The biotech industry is likely to exacerbate competition and conflict between the industrialized countries, while simultaneously promoting the 'transnationalization of capital'. The US is ahead of the game for the moment, but other nations have recognized the value of biotech as an industry which will give a new lease on life to market economies. The US advantage rests partly on the willingness of venture capitalists to take long financial shots on fledgling companies. Major banks are also setting up specific units to invest in high-tech R&D; Morgan Stanley hired two Genentech executives to manage its unit.39
Britain, France, Germany and Japan rely more on State funding than on private capital, though the latter is not absent. In Britain, for example, the Government Chemist, Dr Ronald Coleman, has established an 'Action Group' made
up of industrial researchers to monitor what Britain is and isn't doing in biotech. The group identifies priority research areas, promotes links between industry and academia and publishes a directory of biotech firms and venture capital firms willing to invest in them.40
Japan is, not surprisingly, closing the gap that temporarily separates it from the top. Between 1977 and 1981, 60 per cent of all bio-industry (not just rDNA) patents were awarded to Japanese companies. Most of the 200-0dd Japanese companies now active in biotech are established firms moving out of more traditional areas like food processing or chemicals. Private investment in biotech rose 45 per cent between 1980 and 1982, according to the Ministry of Trade and Industry. MITI also started its own biotech research programme in 1981 and will divide $128 million between 113 companies over a ten-year period.41
Biotech corporations are already outdistancing attempts by governments to keep them 'national'. Genentech and Mitsubishi have agreed, for example, to develop jointly (and eventually to market) human serum albumin which could become immensely rewarding, since the world consumes 100 million tons of it per year. State intervention cannot really stop the transnationalization process, particularly since no international legal machinery exists on which to base it.

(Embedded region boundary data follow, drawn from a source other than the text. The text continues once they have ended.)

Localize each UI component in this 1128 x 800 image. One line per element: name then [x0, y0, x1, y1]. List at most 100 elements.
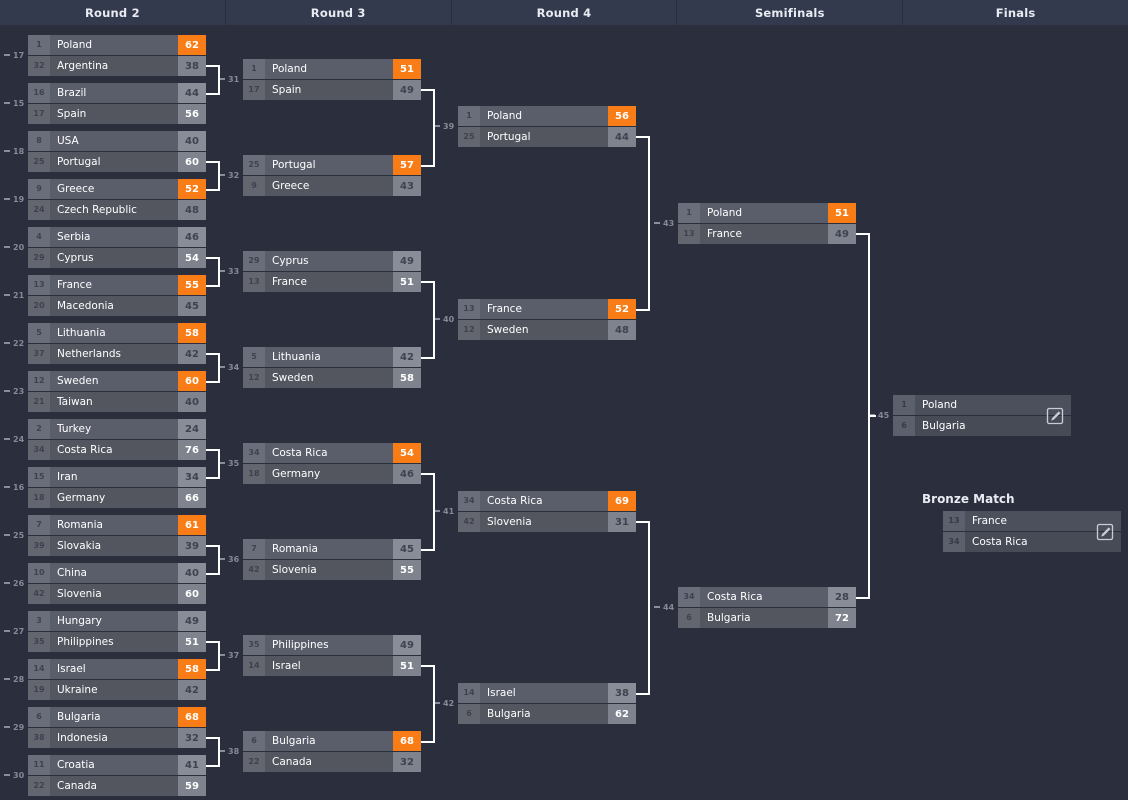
team-row[interactable]: 6 Bulgaria 68 — [28, 707, 206, 727]
team-row[interactable]: 2 Turkey 24 — [28, 419, 206, 439]
team-row[interactable]: 13 France 51 — [243, 272, 421, 292]
team-row[interactable]: 42 Slovenia 55 — [243, 560, 421, 580]
team-row[interactable]: 29 Cyprus 49 — [243, 251, 421, 271]
team-score[interactable]: 42 — [178, 680, 206, 700]
team-row[interactable]: 3 Hungary 49 — [28, 611, 206, 631]
team-score[interactable]: 38 — [178, 56, 206, 76]
team-score[interactable]: 52 — [178, 179, 206, 199]
team-row[interactable]: 1 Poland 51 — [243, 59, 421, 79]
team-row[interactable]: 39 Slovakia 39 — [28, 536, 206, 556]
team-score[interactable]: 66 — [178, 488, 206, 508]
team-score[interactable]: 38 — [608, 683, 636, 703]
team-score[interactable]: 39 — [178, 536, 206, 556]
team-row[interactable]: 25 Portugal 44 — [458, 127, 636, 147]
round-header-3[interactable]: Round 4 — [452, 0, 678, 25]
team-score[interactable]: 44 — [178, 83, 206, 103]
team-score[interactable]: 76 — [178, 440, 206, 460]
team-score[interactable]: 56 — [608, 106, 636, 126]
team-row[interactable]: 10 China 40 — [28, 563, 206, 583]
team-score[interactable]: 58 — [178, 323, 206, 343]
team-row[interactable]: 12 Sweden 60 — [28, 371, 206, 391]
team-row[interactable]: 34 Costa Rica 76 — [28, 440, 206, 460]
team-row[interactable]: 14 Israel 58 — [28, 659, 206, 679]
team-score[interactable]: 62 — [178, 35, 206, 55]
team-score[interactable]: 46 — [393, 464, 421, 484]
team-score[interactable]: 43 — [393, 176, 421, 196]
team-score[interactable]: 40 — [178, 131, 206, 151]
team-row[interactable]: 18 Germany 66 — [28, 488, 206, 508]
team-score[interactable]: 59 — [178, 776, 206, 796]
team-row[interactable]: 14 Israel 38 — [458, 683, 636, 703]
team-score[interactable]: 32 — [178, 728, 206, 748]
team-row[interactable]: 42 Slovenia 31 — [458, 512, 636, 532]
round-header-1[interactable]: Round 2 — [0, 0, 226, 25]
team-row[interactable]: 8 USA 40 — [28, 131, 206, 151]
team-score[interactable]: 31 — [608, 512, 636, 532]
team-score[interactable]: 49 — [393, 635, 421, 655]
team-row[interactable]: 25 Portugal 57 — [243, 155, 421, 175]
team-row[interactable]: 7 Romania 61 — [28, 515, 206, 535]
team-score[interactable]: 51 — [393, 656, 421, 676]
team-row[interactable]: 35 Philippines 49 — [243, 635, 421, 655]
team-score[interactable]: 51 — [828, 203, 856, 223]
team-score[interactable]: 32 — [393, 752, 421, 772]
team-score[interactable]: 49 — [178, 611, 206, 631]
team-score[interactable]: 42 — [393, 347, 421, 367]
team-score[interactable]: 48 — [608, 320, 636, 340]
team-row[interactable]: 16 Brazil 44 — [28, 83, 206, 103]
team-row[interactable]: 1 Poland 51 — [678, 203, 856, 223]
team-score[interactable]: 54 — [393, 443, 421, 463]
team-row[interactable]: 34 Costa Rica 54 — [243, 443, 421, 463]
team-row[interactable]: 35 Philippines 51 — [28, 632, 206, 652]
team-score[interactable]: 40 — [178, 563, 206, 583]
team-score[interactable]: 60 — [178, 371, 206, 391]
team-row[interactable]: 6 Bulgaria 62 — [458, 704, 636, 724]
team-row[interactable]: 17 Spain 49 — [243, 80, 421, 100]
team-score[interactable]: 49 — [393, 251, 421, 271]
team-row[interactable]: 11 Croatia 41 — [28, 755, 206, 775]
team-score[interactable]: 24 — [178, 419, 206, 439]
team-score[interactable]: 61 — [178, 515, 206, 535]
team-row[interactable]: 13 France 55 — [28, 275, 206, 295]
team-row[interactable]: 21 Taiwan 40 — [28, 392, 206, 412]
team-row[interactable]: 1 Poland — [893, 395, 1071, 415]
team-score[interactable]: 42 — [178, 344, 206, 364]
team-row[interactable]: 7 Romania 45 — [243, 539, 421, 559]
team-row[interactable]: 38 Indonesia 32 — [28, 728, 206, 748]
team-score[interactable]: 58 — [178, 659, 206, 679]
team-row[interactable]: 5 Lithuania 58 — [28, 323, 206, 343]
round-header-5[interactable]: Finals — [995, 5, 1036, 20]
team-score[interactable]: 40 — [178, 392, 206, 412]
team-score[interactable]: 55 — [393, 560, 421, 580]
team-row[interactable]: 12 Sweden 48 — [458, 320, 636, 340]
team-score[interactable]: 52 — [608, 299, 636, 319]
team-score[interactable]: 58 — [393, 368, 421, 388]
team-row[interactable]: 6 Bulgaria — [893, 416, 1071, 436]
team-score[interactable]: 62 — [608, 704, 636, 724]
team-score[interactable]: 45 — [393, 539, 421, 559]
team-row[interactable]: 6 Bulgaria 68 — [243, 731, 421, 751]
team-score[interactable]: 34 — [178, 467, 206, 487]
team-row[interactable]: 4 Serbia 46 — [28, 227, 206, 247]
team-score[interactable]: 57 — [393, 155, 421, 175]
team-row[interactable]: 22 Canada 32 — [243, 752, 421, 772]
team-row[interactable]: 13 France — [943, 511, 1121, 531]
team-score[interactable]: 46 — [178, 227, 206, 247]
team-row[interactable]: 13 France 52 — [458, 299, 636, 319]
team-row[interactable]: 15 Iran 34 — [28, 467, 206, 487]
team-row[interactable]: 25 Portugal 60 — [28, 152, 206, 172]
team-row[interactable]: 18 Germany 46 — [243, 464, 421, 484]
team-score[interactable]: 49 — [828, 224, 856, 244]
team-row[interactable]: 1 Poland 62 — [28, 35, 206, 55]
team-score[interactable]: 60 — [178, 152, 206, 172]
team-score[interactable]: 48 — [178, 200, 206, 220]
team-row[interactable]: 29 Cyprus 54 — [28, 248, 206, 268]
team-score[interactable]: 68 — [178, 707, 206, 727]
team-row[interactable]: 37 Netherlands 42 — [28, 344, 206, 364]
team-score[interactable]: 68 — [393, 731, 421, 751]
team-score[interactable]: 54 — [178, 248, 206, 268]
team-score[interactable]: 49 — [393, 80, 421, 100]
team-row[interactable]: 9 Greece 43 — [243, 176, 421, 196]
team-row[interactable]: 19 Ukraine 42 — [28, 680, 206, 700]
round-header-2[interactable]: Round 3 — [226, 0, 452, 25]
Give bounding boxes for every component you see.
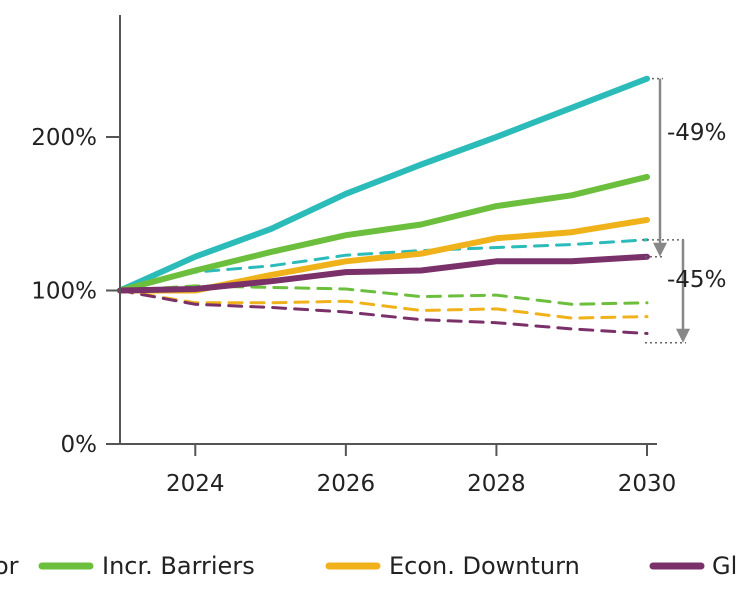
- y-tick-label: 200%: [31, 125, 97, 151]
- tick-layer: 2024 2026 2028 2030 0% 100% 200%: [31, 125, 676, 497]
- axes-layer: [106, 15, 657, 456]
- y-tick-label: 0%: [61, 432, 98, 458]
- legend-label: Incr. Barriers: [102, 552, 255, 580]
- x-tick-label: 2030: [618, 471, 677, 497]
- x-tick-label: 2028: [467, 471, 526, 497]
- x-tick-label: 2024: [166, 471, 225, 497]
- legend: or Incr. Barriers Econ. Downturn Gl: [0, 552, 737, 580]
- legend-label: Econ. Downturn: [389, 552, 580, 580]
- y-tick-label: 100%: [31, 279, 97, 305]
- series-line-solid-0: [117, 75, 650, 294]
- legend-label: Gl: [712, 552, 737, 580]
- series-line-solid-2: [117, 173, 650, 294]
- series-line-dashed-1: [118, 238, 649, 292]
- annotation-arrow-head: [676, 328, 690, 343]
- annotation-label: -45%: [667, 267, 726, 293]
- series-line-dashed-7: [118, 289, 649, 335]
- legend-label: or: [0, 552, 19, 580]
- series-line-dashed-5: [118, 289, 649, 320]
- x-tick-label: 2026: [317, 471, 376, 497]
- series-layer: [117, 75, 650, 335]
- series-line-solid-6: [117, 253, 650, 294]
- annotation-arrow-head: [653, 242, 667, 257]
- annotation-layer: -49% -45%: [642, 77, 726, 344]
- annotation-label: -49%: [667, 120, 726, 146]
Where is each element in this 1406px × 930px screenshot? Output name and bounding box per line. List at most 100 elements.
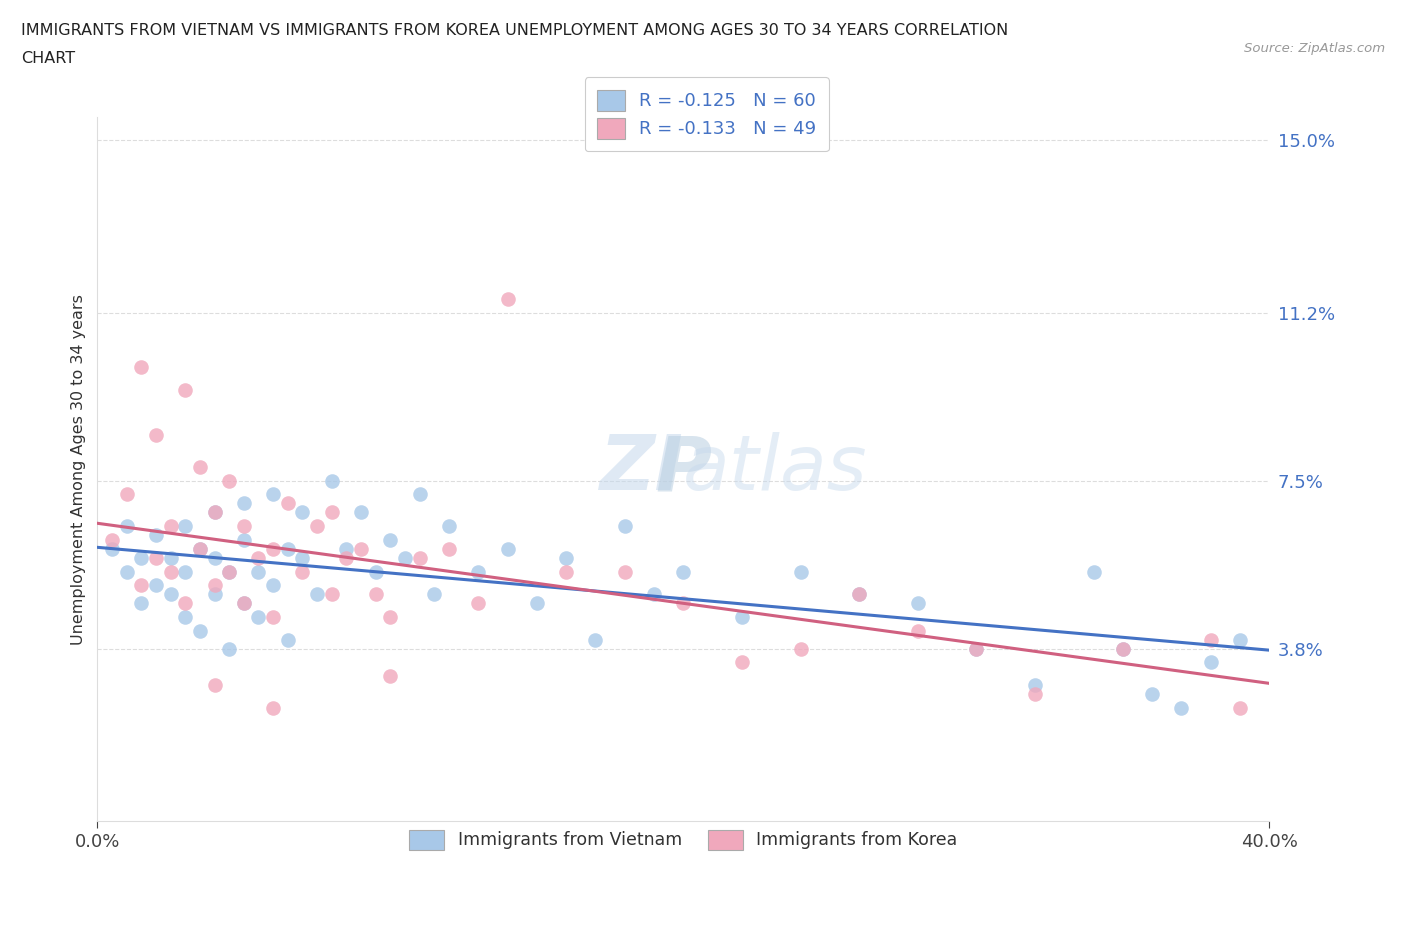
Point	[350, 541, 373, 556]
Point	[321, 587, 343, 602]
Point	[174, 382, 197, 397]
Point	[672, 565, 695, 579]
Point	[174, 565, 197, 579]
Point	[204, 505, 226, 520]
Point	[277, 541, 299, 556]
Point	[204, 505, 226, 520]
Y-axis label: Unemployment Among Ages 30 to 34 years: Unemployment Among Ages 30 to 34 years	[72, 294, 86, 644]
Point	[115, 565, 138, 579]
Point	[731, 609, 754, 624]
Point	[204, 678, 226, 693]
Point	[277, 632, 299, 647]
Point	[496, 541, 519, 556]
Point	[115, 487, 138, 502]
Point	[291, 551, 314, 565]
Point	[423, 587, 446, 602]
Point	[350, 505, 373, 520]
Point	[307, 587, 329, 602]
Point	[467, 596, 489, 611]
Point	[262, 700, 284, 715]
Point	[101, 532, 124, 547]
Point	[1199, 632, 1222, 647]
Point	[291, 505, 314, 520]
Point	[380, 532, 402, 547]
Point	[1199, 655, 1222, 670]
Point	[159, 551, 181, 565]
Point	[1024, 678, 1046, 693]
Point	[907, 623, 929, 638]
Point	[307, 519, 329, 534]
Point	[643, 587, 665, 602]
Point	[394, 551, 416, 565]
Point	[145, 551, 167, 565]
Point	[1112, 642, 1135, 657]
Point	[277, 496, 299, 511]
Point	[408, 551, 430, 565]
Point	[583, 632, 606, 647]
Point	[613, 519, 636, 534]
Point	[232, 496, 254, 511]
Point	[1112, 642, 1135, 657]
Point	[232, 596, 254, 611]
Point	[364, 587, 387, 602]
Point	[232, 596, 254, 611]
Point	[262, 541, 284, 556]
Point	[129, 551, 152, 565]
Point	[188, 541, 211, 556]
Point	[965, 642, 987, 657]
Point	[335, 541, 357, 556]
Point	[232, 532, 254, 547]
Point	[115, 519, 138, 534]
Point	[145, 428, 167, 443]
Point	[174, 609, 197, 624]
Point	[1083, 565, 1105, 579]
Text: atlas: atlas	[683, 432, 868, 506]
Point	[291, 565, 314, 579]
Point	[848, 587, 870, 602]
Point	[789, 642, 811, 657]
Point	[159, 587, 181, 602]
Point	[262, 487, 284, 502]
Point	[129, 596, 152, 611]
Point	[188, 623, 211, 638]
Point	[364, 565, 387, 579]
Point	[247, 551, 270, 565]
Point	[204, 551, 226, 565]
Point	[555, 551, 578, 565]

States may, however, refuse to take corporate activity lying down. As an Under-Secretary of State in the Carter administration put it, 'We have entered an era in which the interactions between science and technology and foreign affairs are increasingly recognized as continuous and central to many of the important foreign policy problems with which we are dealing.' The OECD has likewise acknowledged the vital role of control over science in the continuing predominance of the developed countries: 'Intellectual capital - scientific resources and the aptitude for technological innovation - constitutes the major asset of industrialized nations in the new modes of international competition and interdependence.'42 Corporations are still likely to win the day, with the result that governments will be even more dependent upon, and subservient to, their interests than they are today.